Playing defence

Bulletin article
20 March 2017

The UK’s contributions to European defence will play a role in Brexit negotiations. But both sides should keep the long-term objective of close co-operation in mind.

Prime Minister Theresa May considers Britain’s contributions to European defence to be one of her best moves in the Brexit negotiation chess game. But how could it help her win a favourable Brexit deal from the EU?

Crude blackmail would not work, and thankfully seems unlikely in any case. It is true that some Brexiters are asking why British troops should risk their lives for EU member-states that want to impose a ‘punitive’ Brexit deal on the UK. But May knows that any open threat – for example to withdraw troops from NATO deployments in Central and Eastern Europe if Poland or the Baltic states dig in their heels over freedom of movement for their citizens – would not just be unhelpful, but would also lack credibility.

Britain, unlike Donald Trump, knows that the value of collective defence and security is greater than the sum of its parts. During the EU referendum campaign, ‘Brexiters’ and ‘Remainers’ alike stressed the value of NATO as the bedrock of British security. And the UK government will continue to invest time and resources in Europe’s defence, not only to protect its own national interests, but also to generate goodwill abroad as the Brexit negotiations unfold. Britain wants to show other allies (not least the US) its enduring or – as Brexiters argue – renewed ambition to be a global player.

Thus, in her ’Brexit speech’ at Lancaster House in January, May said she was optimistic that Britain and the EU would come to "the right agreement", because the EU needed the UK as a partner in matters of security and defence.

May knows that her negotiating position depends on the support of allies in the EU, so she has invested a lot of political capital in bilateral security and defence relationships lately. Following a Polish-British summit in December 2016, she announced that from April 2017 Britain would station 150 troops in Poland, near the border with Russia’s Kaliningrad enclave. During the summit, Poland’s prime minister, Beata Szydlo, sounded very positive about London’s efforts to conclude a free trade agreement with the EU. But some EU capitals frown upon the British pursuit of bilateral agreements and partnerships. Berlin, Paris and others worry that the focus on exclusive deals between governments will undermine EU cohesion at a critical time.

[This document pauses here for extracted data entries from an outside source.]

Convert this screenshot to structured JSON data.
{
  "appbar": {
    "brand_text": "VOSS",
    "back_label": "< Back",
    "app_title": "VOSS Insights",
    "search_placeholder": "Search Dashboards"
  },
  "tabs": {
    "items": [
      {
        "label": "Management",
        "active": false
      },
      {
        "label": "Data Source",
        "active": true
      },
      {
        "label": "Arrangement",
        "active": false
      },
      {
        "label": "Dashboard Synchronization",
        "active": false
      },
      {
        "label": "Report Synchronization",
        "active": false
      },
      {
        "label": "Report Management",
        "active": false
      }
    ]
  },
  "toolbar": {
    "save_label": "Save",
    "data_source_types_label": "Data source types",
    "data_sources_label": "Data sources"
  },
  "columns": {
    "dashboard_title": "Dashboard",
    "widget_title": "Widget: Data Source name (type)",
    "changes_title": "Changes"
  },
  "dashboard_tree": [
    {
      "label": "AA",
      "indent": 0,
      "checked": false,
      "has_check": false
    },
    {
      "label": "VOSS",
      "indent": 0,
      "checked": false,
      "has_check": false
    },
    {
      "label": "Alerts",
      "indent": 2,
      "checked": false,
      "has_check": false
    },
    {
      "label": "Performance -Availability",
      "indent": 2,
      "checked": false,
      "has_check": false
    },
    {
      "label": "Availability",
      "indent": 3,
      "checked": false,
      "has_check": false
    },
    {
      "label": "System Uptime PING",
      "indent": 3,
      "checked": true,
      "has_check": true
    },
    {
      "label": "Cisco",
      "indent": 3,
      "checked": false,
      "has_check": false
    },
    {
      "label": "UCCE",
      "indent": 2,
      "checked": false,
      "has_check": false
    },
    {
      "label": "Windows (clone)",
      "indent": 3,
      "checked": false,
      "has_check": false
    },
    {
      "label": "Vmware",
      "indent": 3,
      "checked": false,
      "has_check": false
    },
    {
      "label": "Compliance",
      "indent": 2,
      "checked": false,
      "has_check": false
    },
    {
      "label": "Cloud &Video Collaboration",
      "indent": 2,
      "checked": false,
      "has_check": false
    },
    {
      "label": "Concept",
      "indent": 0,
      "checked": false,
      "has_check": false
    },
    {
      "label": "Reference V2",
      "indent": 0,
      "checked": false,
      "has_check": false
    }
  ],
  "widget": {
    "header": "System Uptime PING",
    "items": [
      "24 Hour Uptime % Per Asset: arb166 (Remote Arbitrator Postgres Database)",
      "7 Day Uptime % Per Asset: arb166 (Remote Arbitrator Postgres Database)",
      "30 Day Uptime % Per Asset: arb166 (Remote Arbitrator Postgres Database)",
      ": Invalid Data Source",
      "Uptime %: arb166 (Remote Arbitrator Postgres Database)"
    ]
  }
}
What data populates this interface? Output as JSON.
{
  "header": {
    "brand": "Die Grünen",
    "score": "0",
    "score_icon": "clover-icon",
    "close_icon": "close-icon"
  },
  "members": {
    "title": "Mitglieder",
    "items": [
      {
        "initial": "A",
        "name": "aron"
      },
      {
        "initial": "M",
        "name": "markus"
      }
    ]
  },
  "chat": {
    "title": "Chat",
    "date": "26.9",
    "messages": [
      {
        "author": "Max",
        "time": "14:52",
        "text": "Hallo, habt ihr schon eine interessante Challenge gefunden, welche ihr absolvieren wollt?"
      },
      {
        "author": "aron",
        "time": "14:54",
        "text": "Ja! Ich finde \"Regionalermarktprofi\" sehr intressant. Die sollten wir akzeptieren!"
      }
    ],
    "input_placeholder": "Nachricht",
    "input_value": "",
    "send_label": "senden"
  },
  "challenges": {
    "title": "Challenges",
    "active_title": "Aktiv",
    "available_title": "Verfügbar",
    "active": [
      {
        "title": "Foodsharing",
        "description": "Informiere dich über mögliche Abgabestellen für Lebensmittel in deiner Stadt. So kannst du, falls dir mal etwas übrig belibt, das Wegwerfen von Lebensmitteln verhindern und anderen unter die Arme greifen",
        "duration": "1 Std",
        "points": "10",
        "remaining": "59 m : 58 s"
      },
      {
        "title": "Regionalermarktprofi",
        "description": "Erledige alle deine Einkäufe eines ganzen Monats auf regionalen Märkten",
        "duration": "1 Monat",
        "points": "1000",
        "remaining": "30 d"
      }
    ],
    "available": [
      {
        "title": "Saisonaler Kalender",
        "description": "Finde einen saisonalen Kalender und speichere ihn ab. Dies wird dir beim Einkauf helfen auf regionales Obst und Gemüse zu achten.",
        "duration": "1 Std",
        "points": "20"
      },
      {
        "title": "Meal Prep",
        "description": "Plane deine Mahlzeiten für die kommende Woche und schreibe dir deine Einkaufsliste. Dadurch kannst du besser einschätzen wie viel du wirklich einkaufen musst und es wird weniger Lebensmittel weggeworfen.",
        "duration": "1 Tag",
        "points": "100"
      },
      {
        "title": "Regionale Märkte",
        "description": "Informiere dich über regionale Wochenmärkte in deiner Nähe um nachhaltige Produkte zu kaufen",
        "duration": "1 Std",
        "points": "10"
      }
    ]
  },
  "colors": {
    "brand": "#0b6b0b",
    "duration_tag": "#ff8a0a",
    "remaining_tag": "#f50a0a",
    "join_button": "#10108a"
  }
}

May also wants to use the UK’s ‘special relationship’ with the United States to gain political capital: she is offering to act as a bridge between the US and the EU. On a visit to Washington she managed to wrest a – reluctant – commitment to NATO from Donald Trump, while in Brussels she conveyed Trump’s message that Europeans need to invest more in defence spending through NATO.

Many EU leaders, however, do not want the UK to be a go-between in their relations with the Trump administration. They see Trump’s erratic approach to the EU and NATO as a real concern. If they are to spend more on Europe’s defence, it is because they want to hedge against the risk of the US reducing its contribution in Europe, not because they want to cosy up to him. May would do better to work with other Europeans to channel defence spending into filling the most important gaps in their capabilities. In Brexit negotiations, playing the ‘defence card’ as an open threat would backfire: it would be considered an assault on core common interests and European values; and it would put the UK’s own security at risk. Instead, London should make clearer how it aims to contribute to European security, prosperity and stability once it has left the EU.

Britain, like France, will still be a European nuclear power, and a permanent member of the UN Security Council. The global outlook of the British and the professionalism and training of their military personnel all contribute to European security (even if it is currently far from clear that the British armed forces can afford to stick to their ambitious defence equipment plan). The EU would benefit from Britain’s input in combating the threats of terrorism in Europe, a belligerent Russia, an unstable southern neighbourhood, and the weakening of transatlantic relations and American security guarantees under President Trump. EU governments would be well advised to take a pragmatic stance on security and defence policy co-operation with the UK.

It is not just the EU that will benefit from cordial relations, however. Britain would also gain from European goodwill, and not just during the divorce negotiations: once the UK’s exit has been negotiated, London will want to agree some form of association agreement on EU defence, for the sake of its own security. The less obstructive Britain is now, the more it can ask for voting and operational planning privileges in the future.

The EU’s negotiating strategy is currently guided by one basic principle: Britain cannot be better off outside the EU than as a member. The EU hopes in this way to undermine eurosceptic movements in other member-states. Following this rationale, many EU member-states are quick to dismiss ‘privileges’ for the UK post Brexit, including giving it a vote in operational planning decisions or on European Defence Agency projects. Moreover, the EU is keen to establish ‘strategic autonomy’ on defence matters (the ability to operate and deploy independently). Today more than ever the EU is reluctant to make itself dependent on third states.

But in reality the EU cannot afford to lose British capabilities at a time when the European security situation has deteriorated significantly and there is a risk the United States might withdraw from the world. Close defence co-operation between Britain and the EU, guided strictly by shared interests, should be the end game for both sides.

Sophia Besch is a research fellow at the Centre for European Reform.